A scholarship from a historically Black college and the university will pay for an 11-year-old Florida boy’s college education.
Carter Bonas, a Coral Springs entrepreneur, received a full scholarship from Florida Memorial University earlier this month at the South Florida HBCU Golf Classic. Carter has established himself in the golf industry by launching a golf clothing line and a vitamin water line.
He also has a powerful swing.
“This young man is something special. He has had an impact on my life in ways he is unaware of. “He hit the ball better than any kid I’ve ever seen and better than half of you,” William McCormick, founder of the HBC golf tournament, said to a room full of Black golfers.
Carter began playing golf as a way to become more social. Carter, who was diagnosed with Asperger’s syndrome before he was a year old, avoids physical touch, so he chose golf to improve his social skills. It was something his parents thought could help him cope with his autism diagnosis. According to his mother, Dr. Thelma Tennie, the sport has helped him gain confidence.
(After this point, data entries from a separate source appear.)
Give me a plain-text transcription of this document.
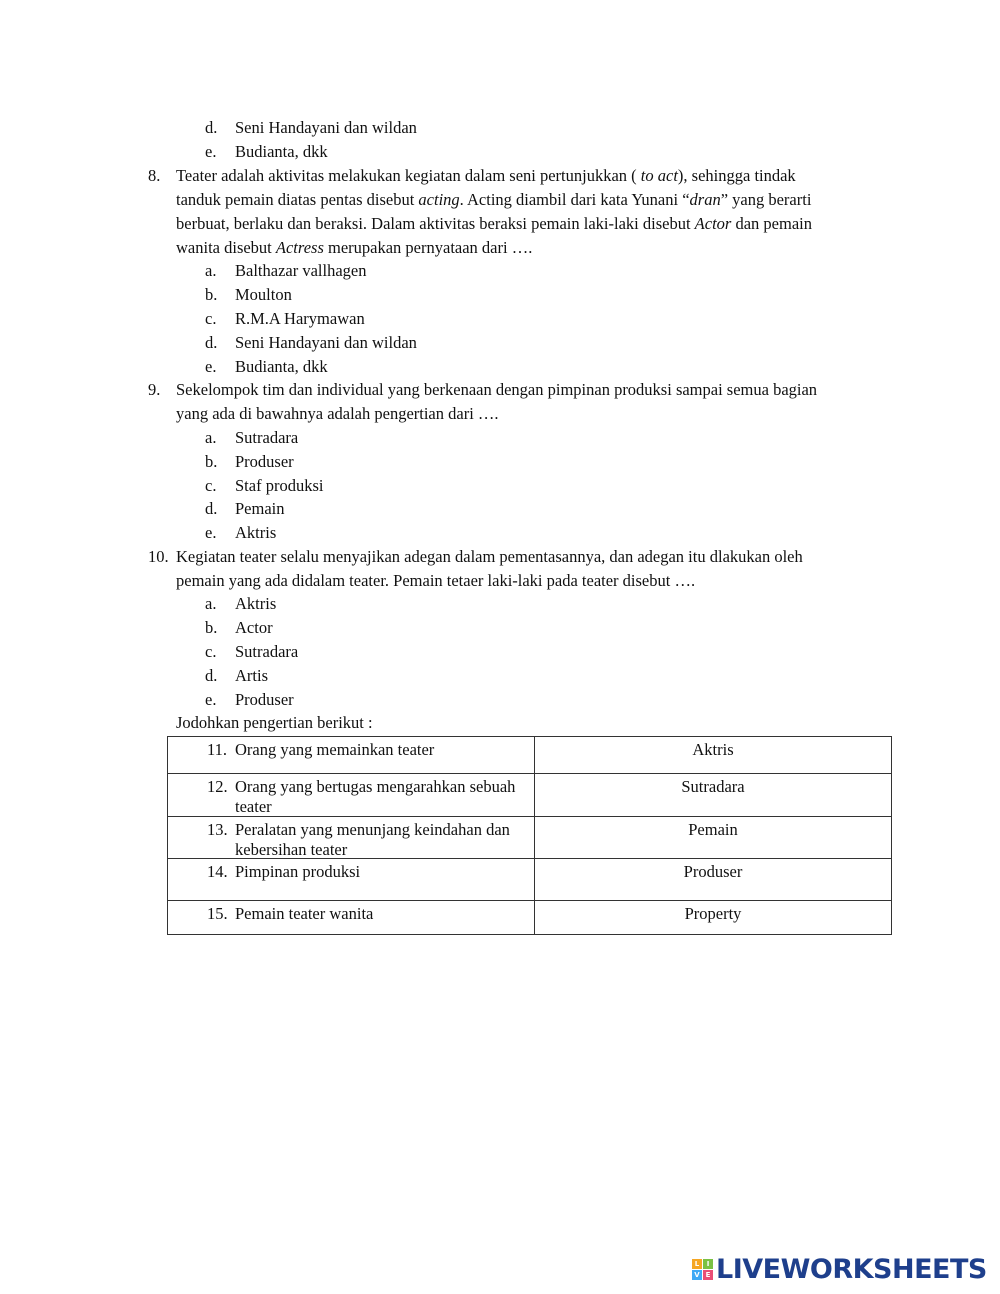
d. Seni Handayani dan wildan
e. Budianta, dkk
8. Teater adalah aktivitas melakukan kegiatan dalam seni pertunjukkan ( to act), sehingga tindak
tanduk pemain diatas pentas disebut acting. Acting diambil dari kata Yunani “dran” yang berarti
berbuat, berlaku dan beraksi. Dalam aktivitas beraksi pemain laki-laki disebut Actor dan pemain
wanita disebut Actress merupakan pernyataan dari ….
a. Balthazar vallhagen
b. Moulton
c. R.M.A Harymawan
d. Seni Handayani dan wildan
e. Budianta, dkk
9. Sekelompok tim dan individual yang berkenaan dengan pimpinan produksi sampai semua bagian
yang ada di bawahnya adalah pengertian dari ….
a. Sutradara
b. Produser
c. Staf produksi
d. Pemain
e. Aktris
10. Kegiatan teater selalu menyajikan adegan dalam pementasannya, dan adegan itu dlakukan oleh
pemain yang ada didalam teater. Pemain tetaer laki-laki pada teater disebut ….
a. Aktris
b. Actor
c. Sutradara
d. Artis
e. Produser
Jodohkan pengertian berikut :
11. Orang yang memainkan teater	Aktris

12. Orang yang bertugas mengarahkan sebuah teater	Sutradara

13. Peralatan yang menunjang keindahan dan kebersihan teater	Pemain

14. Pimpinan produksi	Produser

15. Pemain teater wanita	Property
L	I
V E LIVEWORKSHEETS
Carter struggled with his symptoms a few years ago, according to Tennie. His classmates teased him, and he struggled to control his emotions. Carter then expressed suicidal thoughts. Tennie sought medical treatment for her son, and he began to regulate his emotions before becoming interested in sports.
Tennie said, “He was able to concentrate, and he no longer had invasive negative thoughts or physical altercations at school.” “It felt like he’d arrived at a point of peace and balance.”
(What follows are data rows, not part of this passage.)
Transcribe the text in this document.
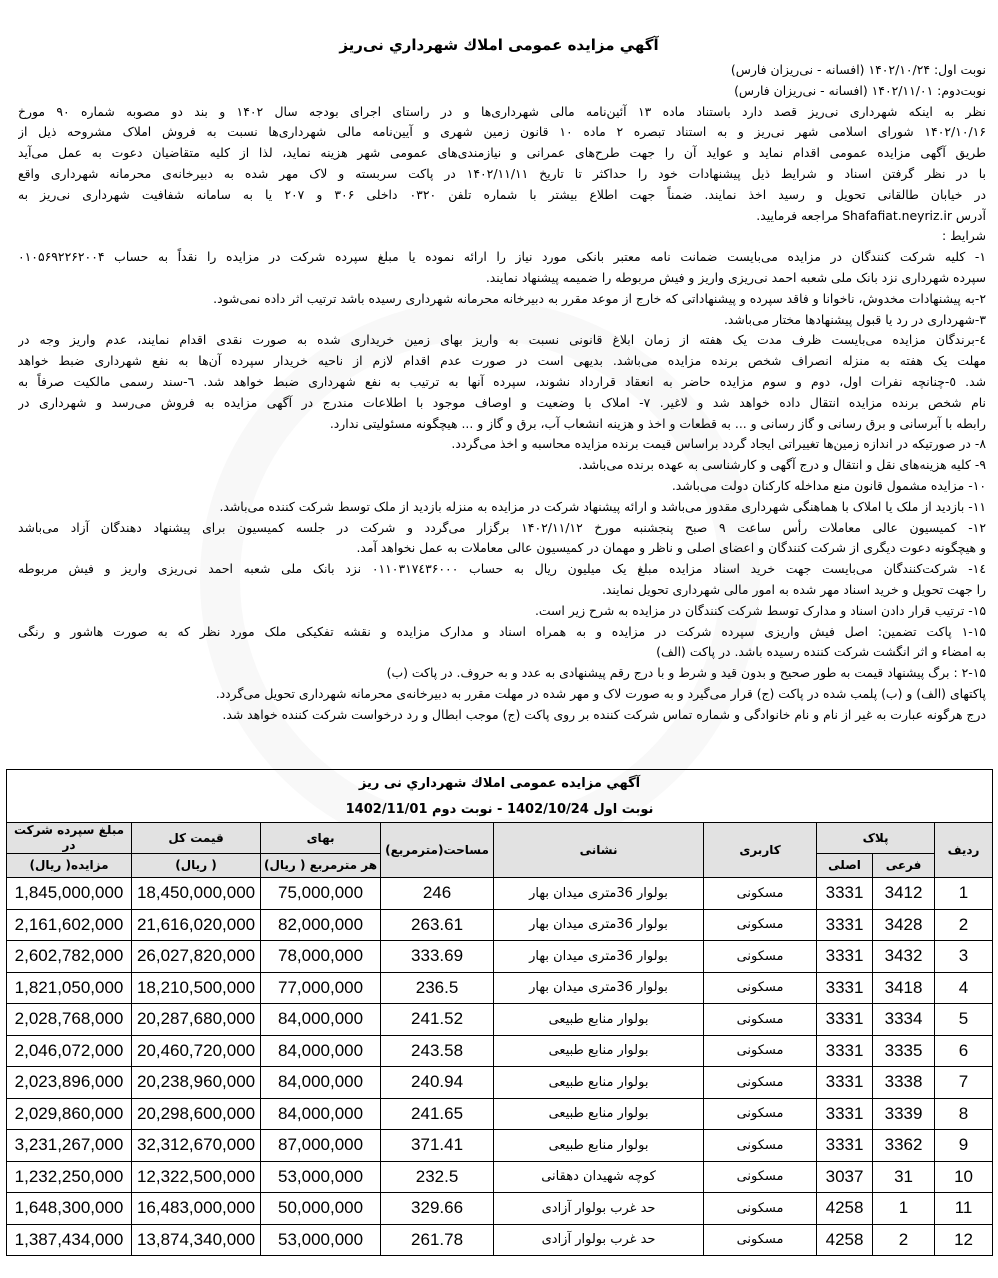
آگهي مزايده عمومی املاك شهرداري نی‌ريز
نوبت اول: ۱۴۰۲/۱۰/۲۴ (افسانه - نی‌ريزان فارس)
نوبت‌دوم: ۱۴۰۲/۱۱/۰۱ (افسانه - نی‌ريزان فارس)
نظر به اینکه شهرداری نی‌ریز قصد دارد باستناد ماده ۱۳ آئین‌نامه مالی شهرداری‌ها و در راستای اجرای بودجه سال ۱۴۰۲ و بند دو مصوبه شماره ۹۰ مورخ
۱۴۰۲/۱۰/۱۶ شورای اسلامی شهر نی‌ریز و به استناد تبصره ۲ ماده ۱۰ قانون زمین شهری و آیین‌نامه مالی شهرداری‌ها نسبت به فروش املاک مشروحه ذیل از
طریق آگهی مزایده عمومی اقدام نماید و عواید آن را جهت طرح‌های عمرانی و نیازمندی‌های عمومی شهر هزینه نماید، لذا از کلیه متقاضیان دعوت به عمل می‌آید
با در نظر گرفتن اسناد و شرایط ذیل پیشنهادات خود را حداکثر تا تاریخ ۱۴۰۲/۱۱/۱۱ در پاکت سربسته و لاک مهر شده به دبیرخانه‌ی محرمانه شهرداری واقع
در خیابان طالقانی تحویل و رسید اخذ نمایند. ضمناً جهت اطلاع بیشتر با شماره تلفن ۰۳۲۰ داخلی ۳۰۶ و ۲۰۷ یا به سامانه شفافیت شهرداری نی‌ریز به
آدرس Shafafiat.neyriz.ir مراجعه فرمایید.
شرایط :
۱- کلیه شرکت کنندگان در مزایده می‌بایست ضمانت نامه معتبر بانکی مورد نیاز را ارائه نموده یا مبلغ سپرده شرکت در مزایده را نقداً به حساب ۰۱۰۵۶۹۲۲۶۲۰۰۴
سپرده شهرداری نزد بانک ملی شعبه احمد نی‌ریزی واریز و فیش مربوطه را ضمیمه پیشنهاد نمایند.
۲-به پیشنهادات مخدوش، ناخوانا و فاقد سپرده و پیشنهاداتی که خارج از موعد مقرر به دبیرخانه محرمانه شهرداری رسیده باشد ترتیب اثر داده نمی‌شود.
۳-شهرداری در رد یا قبول پیشنهادها مختار می‌باشد.
٤-برندگان مزایده می‌بایست ظرف مدت یک هفته از زمان ابلاغ قانونی نسبت به واریز بهای زمین خریداری شده به صورت نقدی اقدام نمایند، عدم واریز وجه در
مهلت یک هفته به منزله انصراف شخص برنده مزایده می‌باشد. بدیهی است در صورت عدم اقدام لازم از ناحیه خریدار سپرده آن‌ها به نفع شهرداری ضبط خواهد
شد. ٥-چنانچه نفرات اول، دوم و سوم مزایده حاضر به انعقاد قرارداد نشوند، سپرده آنها به ترتیب به نفع شهرداری ضبط خواهد شد. ٦-سند رسمی مالکیت صرفاً به
نام شخص برنده مزایده انتقال داده خواهد شد و لاغیر. ۷- املاک با وضعیت و اوصاف موجود با اطلاعات مندرج در آگهی مزایده به فروش می‌رسد و شهرداری در
رابطه با آبرسانی و برق رسانی و گاز رسانی و ... به قطعات و اخذ و هزینه انشعاب آب، برق و گاز و ... هیچگونه مسئولیتی ندارد.
۸- در صورتیکه در اندازه زمین‌ها تغییراتی ایجاد گردد براساس قیمت برنده مزایده محاسبه و اخذ می‌گردد.
۹- کلیه هزینه‌های نقل و انتقال و درج آگهی و کارشناسی به عهده برنده می‌باشد.
۱۰- مزایده مشمول قانون منع مداخله کارکنان دولت می‌باشد.
۱۱- بازدید از ملک یا املاک با هماهنگی شهرداری مقدور می‌باشد و ارائه پیشنهاد شرکت در مزایده به منزله بازدید از ملک توسط شرکت کننده می‌باشد.
۱۲- کمیسیون عالی معاملات رأس ساعت ۹ صبح پنجشنبه مورخ ۱۴۰۲/۱۱/۱۲ برگزار می‌گردد و شرکت در جلسه کمیسیون برای پیشنهاد دهندگان آزاد می‌باشد
و هیچگونه دعوت دیگری از شرکت کنندگان و اعضای اصلی و ناظر و مهمان در کمیسیون عالی معاملات به عمل نخواهد آمد.
۱٤- شرکت‌کنندگان می‌بایست جهت خرید اسناد مزایده مبلغ یک میلیون ریال به حساب ۰۱۱۰۳۱۷٤۳۶۰۰۰ نزد بانک ملی شعبه احمد نی‌ریزی واریز و فیش مربوطه
را جهت تحویل و خرید اسناد مهر شده به امور مالی شهرداری تحویل نمایند.
۱۵- ترتیب قرار دادن اسناد و مدارک توسط شرکت کنندگان در مزایده به شرح زیر است.
۱-۱۵ پاکت تضمین: اصل فیش واریزی سپرده شرکت در مزایده و به همراه اسناد و مدارک مزایده و نقشه تفکیکی ملک مورد نظر که به صورت هاشور و رنگی
به امضاء و اثر انگشت شرکت کننده رسیده باشد. در پاکت (الف)
۲-۱۵ : برگ پیشنهاد قیمت به طور صحیح و بدون قید و شرط و با درج رقم پیشنهادی به عدد و به حروف. در پاکت (ب)
پاکتهای (الف) و (ب) پلمب شده در پاکت (ج) قرار می‌گیرد و به صورت لاک و مهر شده در مهلت مقرر به دبیرخانه‌ی محرمانه شهرداری تحویل می‌گردد.
درج هرگونه عبارت به غیر از نام و نام خانوادگی و شماره تماس شرکت کننده بر روی پاکت (ج) موجب ابطال و رد درخواست شرکت کننده خواهد شد.
آگهي مزايده عمومی املاك شهرداري نی ريز								
نوبت اول 1402/10/24 - نوبت دوم 1402/11/01								
ردیف	پلاک		کاربری	نشانی	مساحت(مترمربع)	بهای	قیمت کل	مبلغ سپرده شرکت در
	فرعی	اصلی				هر مترمربع ( ریال)	( ریال)	مزایده( ریال)
1	3412	3331	مسکونی	بولوار 36متری میدان بهار	246	75,000,000	18,450,000,000	1,845,000,000
2	3428	3331	مسکونی	بولوار 36متری میدان بهار	263.61	82,000,000	21,616,020,000	2,161,602,000
3	3432	3331	مسکونی	بولوار 36متری میدان بهار	333.69	78,000,000	26,027,820,000	2,602,782,000
4	3418	3331	مسکونی	بولوار 36متری میدان بهار	236.5	77,000,000	18,210,500,000	1,821,050,000
5	3334	3331	مسکونی	بولوار منابع طبیعی	241.52	84,000,000	20,287,680,000	2,028,768,000
6	3335	3331	مسکونی	بولوار منابع طبیعی	243.58	84,000,000	20,460,720,000	2,046,072,000
7	3338	3331	مسکونی	بولوار منابع طبیعی	240.94	84,000,000	20,238,960,000	2,023,896,000
8	3339	3331	مسکونی	بولوار منابع طبیعی	241.65	84,000,000	20,298,600,000	2,029,860,000
9	3362	3331	مسکونی	بولوار منابع طبیعی	371.41	87,000,000	32,312,670,000	3,231,267,000
10	31	3037	مسکونی	کوچه شهیدان دهقانی	232.5	53,000,000	12,322,500,000	1,232,250,000
11	1	4258	مسکونی	حد غرب بولوار آزادی	329.66	50,000,000	16,483,000,000	1,648,300,000
12	2	4258	مسکونی	حد غرب بولوار آزادی	261.78	53,000,000	13,874,340,000	1,387,434,000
Carter is now using his sport and nonprofit to help others and raise awareness about the syndrome. According to the company’s website, he named his clothing line “Spectrum Golf” and his vitamin water “Spectrum Vitamin Water” because he is considered high functioning on the autism spectrum scale.
Carter established Carter’s Spectrum Golf Cares Corp., which he intends to use to speak at various schools, offer mentoring programs, and provide free golf lessons.
Carter’s story earned him a spot at the Chubb Classic in Naples, Florida, where he walked the course alongside Hall of Famer Ernie Els. Els’ son is autistic as well. Carter also competed in a chip competition against Pro Golfer Alex Cejka.
FMU President Jaffus Hardick said Carter’s story inspired him as well, and he hopes it inspires others who are facing challenges and considering giving up.
“This young man turned it into something positive and began to soar, becoming an entrepreneur,” Hardick said, adding that Carter’s scholarship is a foreshadowing of FMU’s plans to launch a golf program within the next two years.